Auditors: FBI on thin ice in Sentinel buy

The FBI faces special risks in developing the Sentinel case management system because it plans to do so at the same time that it is rolling out its new enterprise architecture, according to a letter issued this week by Government Accountability Office auditors.

The bureau now is evaluating proposals for systems integration of the case management system, which would serve as a replacement to the defunct Virtual Case File project, which was scuttled earlier this year after costing more than $100 million.

"There were only two proposals submitted," an FBI official said, referring to those from Lockheed Martin Corp. and Northrop Grumman Corp.

The official, who spoke on condition of anonymity, said that the FBI contracting team is getting advice from Aerospace Corp. of Columbia, Md., and Mitre Corp. of McLean, Va., and likely will award the contract in January. Industry sources echoed the official's statements.

"They are getting close [to an award,]" the bureau official said.. "They had some clarification questions [for Northrop Grumman and Lockheed]," the official added.

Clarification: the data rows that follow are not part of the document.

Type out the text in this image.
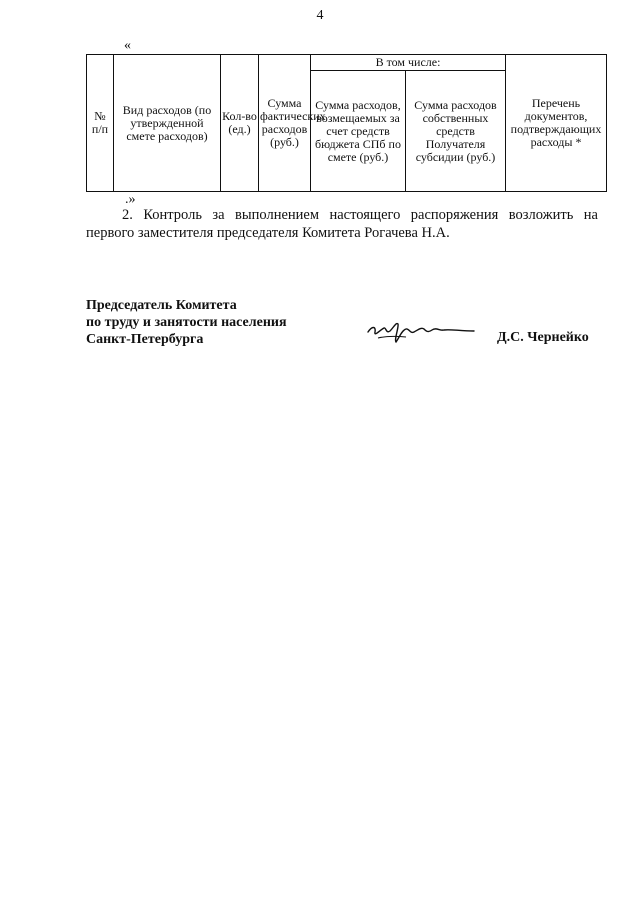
4
«
№ п/п	Вид расходов (по утвержденной смете расходов)	Кол-во (ед.)	Сумма фактических расходов (руб.)	В том числе:		Перечень документов, подтверждающих расходы *
				Сумма расходов, возмещаемых за счет средств бюджета СПб по смете (руб.)	Сумма расходов собственных средств Получателя субсидии (руб.)	
.»
2. Контроль за выполнением настоящего распоряжения возложить на первого заместителя председателя Комитета Рогачева Н.А.
Председатель Комитета
по труду и занятости населения
Санкт-Петербурга	Д.С. Чернейко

The Sentinel contract could be worth up to $170 million, according to the consulting firm Input of Reston, Va.

The FBI earlier had planned to award the contract this month.

Another federal official familiar with the project said the bureau is facing close scrutiny from Congress in the purchasing decision.

The GAO letter describing the Sentinel risks responded to questions from Rep. Frank Wolf (R-Va.), chairman of the Appropriations Committee Subcommittee on Science, the departments of State, Justice and Commerce and related agencies.

The auditors noted in their letter that urgent and compelling mission needs could justify proceeding with a major IT project even if an agency does not have a complete EA. "A key to dealing with this practical reality is recognizing that doing so increases the risk of deploying systems that are duplicative, not well integrated and unnecessarily costly to operate and interface," according to GAO.

The auditors stated that the bureau had taken some steps to reduce the risk of proceeding with Sentinel. But they went on to criticize the bureau's poor oversight of its EA contractor, which is working without performance-based contracting controls.

The lack of performance-based controls "has inhibited the bureau's ability to adequately define product quality expectations, which in turn increases the chances that delivered products will require rework," according to the letter. The bureau plans to develop and fully implement the contract controls next year, GAO said.

The bureau faces additional risks because of problems with its human capital programs, according to GAO. For example, at one point recently, four out of five key architect positions were vacant, even though the FBI has special legal authority to pay employees as much as $175,000 or more to attract managers, according to the letter.

The bureau now is in the process of hiring a human capital contractor to pinpoint gaps between the bureau's need for employee training, pay and nonpay incentive plans as well as professional development practices and its existing practices, GAO said.

The GAO cited a study by the National Academy of Public Administration that reported problems with the bureau's personnel policies and called for improvements.

The bureau official defended the FBI's progress on personnel issues, saying that CIO Zalmai Azmi "has put a significant amount of personal and organizational energy into improving personnel [practices]."

The FBI official, when told of the GAO letter, said, "This is a whole new threshold. I am not accustomed to GAO audits before the start of a project."

Lockheed Martin confirmed that it is bidding on the contract. Northrop Grumman did not comment on Sentinel. FBI public affairs officials were preparing an official response to the letter this afternoon.